Surgeon General visits Baltimore, touts exercise

Surgeon General Regina M. Benjamin came to Baltimore Wednesday to throw her support behind an new exercise initiative called Exercise is Medcine.
The public should begin to hear more about the program, sponsored by the American College of Sports Medicine. It aims to get all health care providers on board with assessing patients' level of exercise and making recommendations.
The idea -- proven in study after study -- is that exercise is good preventative medicine. And with level of heart disease and diabetes rising in adults and, alarmingly, in children, something needs to be done on the front end, Benjamin told a meeting of sport medicine professionals.
Since 1980, the number of obese adults has doubled and the number of obese children has tripled, she said. The numbers are worse among some groups, such as African Americans.

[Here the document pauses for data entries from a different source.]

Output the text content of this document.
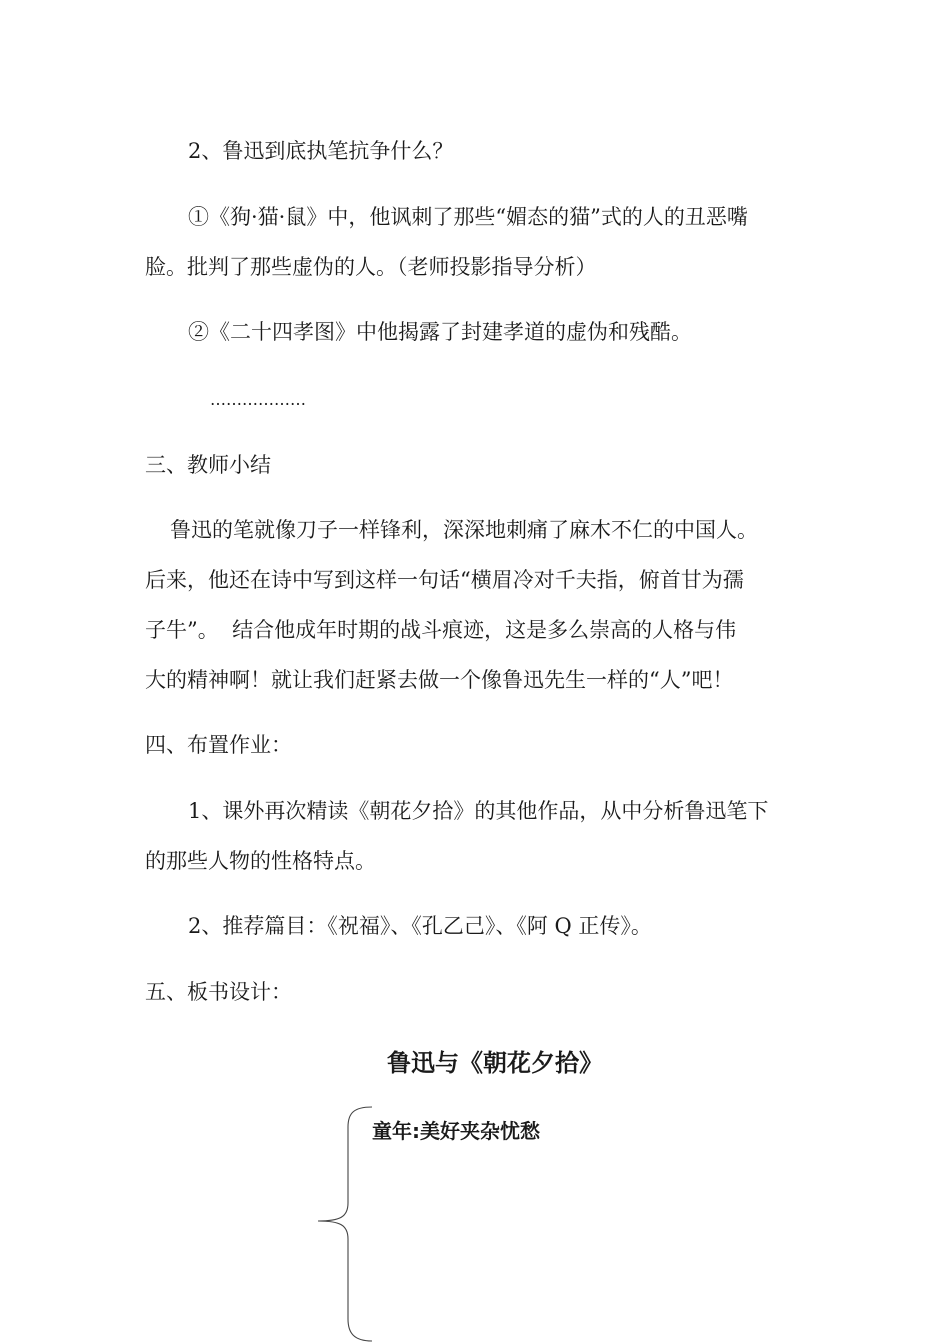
2、鲁迅到底执笔抗争什么？

①《狗·猫·鼠》中，他讽刺了那些“媚态的猫”式的人的丑恶嘴

脸。批判了那些虚伪的人。（老师投影指导分析）

②《二十四孝图》中他揭露了封建孝道的虚伪和残酷。

………………

三、教师小结

鲁迅的笔就像刀子一样锋利，深深地刺痛了麻木不仁的中国人。

后来，他还在诗中写到这样一句话“横眉冷对千夫指，俯首甘为孺

子牛”。  结合他成年时期的战斗痕迹，这是多么崇高的人格与伟

大的精神啊！就让我们赶紧去做一个像鲁迅先生一样的“人”吧！

四、布置作业：

1、课外再次精读《朝花夕拾》的其他作品，从中分析鲁迅笔下

的那些人物的性格特点。

2、推荐篇目：《祝福》、《孔乙己》、《阿 Q 正传》。

五、板书设计：

鲁迅与《朝花夕拾》

童年:美好夹杂忧愁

She said families, communities and professionals have to find ways to make exercise fun again, rather than work. There needs to be a commitment for more parks, trails, pools and other places around the country (a tall order considering Baltimore's, and the nation's, financial crisis.)

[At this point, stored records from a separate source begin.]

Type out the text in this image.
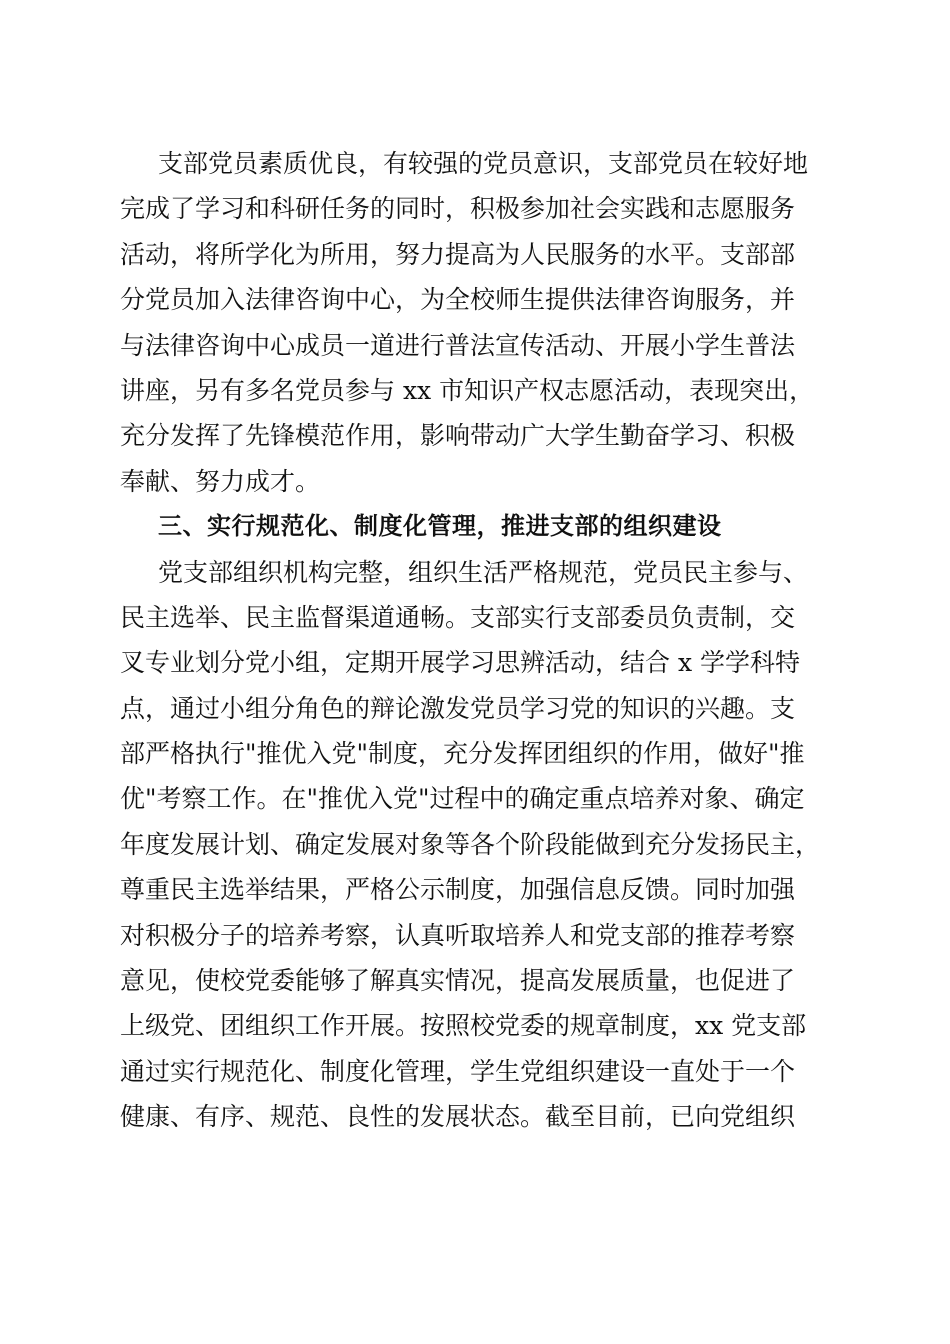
支部党员素质优良，有较强的党员意识，支部党员在较好地
完成了学习和科研任务的同时，积极参加社会实践和志愿服务
活动，将所学化为所用，努力提高为人民服务的水平。支部部
分党员加入法律咨询中心，为全校师生提供法律咨询服务，并
与法律咨询中心成员一道进行普法宣传活动、开展小学生普法
讲座，另有多名党员参与 xx 市知识产权志愿活动，表现突出，
充分发挥了先锋模范作用，影响带动广大学生勤奋学习、积极
奉献、努力成才。
三、实行规范化、制度化管理，推进支部的组织建设
党支部组织机构完整，组织生活严格规范，党员民主参与、
民主选举、民主监督渠道通畅。支部实行支部委员负责制，交
叉专业划分党小组，定期开展学习思辨活动，结合 x 学学科特
点，通过小组分角色的辩论激发党员学习党的知识的兴趣。支
部严格执行"推优入党"制度，充分发挥团组织的作用，做好"推
优"考察工作。在"推优入党"过程中的确定重点培养对象、确定
年度发展计划、确定发展对象等各个阶段能做到充分发扬民主，
尊重民主选举结果，严格公示制度，加强信息反馈。同时加强
对积极分子的培养考察，认真听取培养人和党支部的推荐考察
意见，使校党委能够了解真实情况，提高发展质量，也促进了
上级党、团组织工作开展。按照校党委的规章制度，xx 党支部
通过实行规范化、制度化管理，学生党组织建设一直处于一个
健康、有序、规范、良性的发展状态。截至目前，已向党组织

"Kids used to play outside because it was fun," she said. "We used to the disco because dancing was fun. Not because someone said we needed 30 minutes of exercise a day."
Benjamin, who was joined by John Colmers, secretary of the Maryland Department of Health and Mental Hygiene, then took a stroll through the Inner Harbor to illustrate how easy exercise can be. It was a Code Orange, or highly unhealthy air day, but still.
So, do you get 30 minutes a day, five days a week? Ideas on making it fun?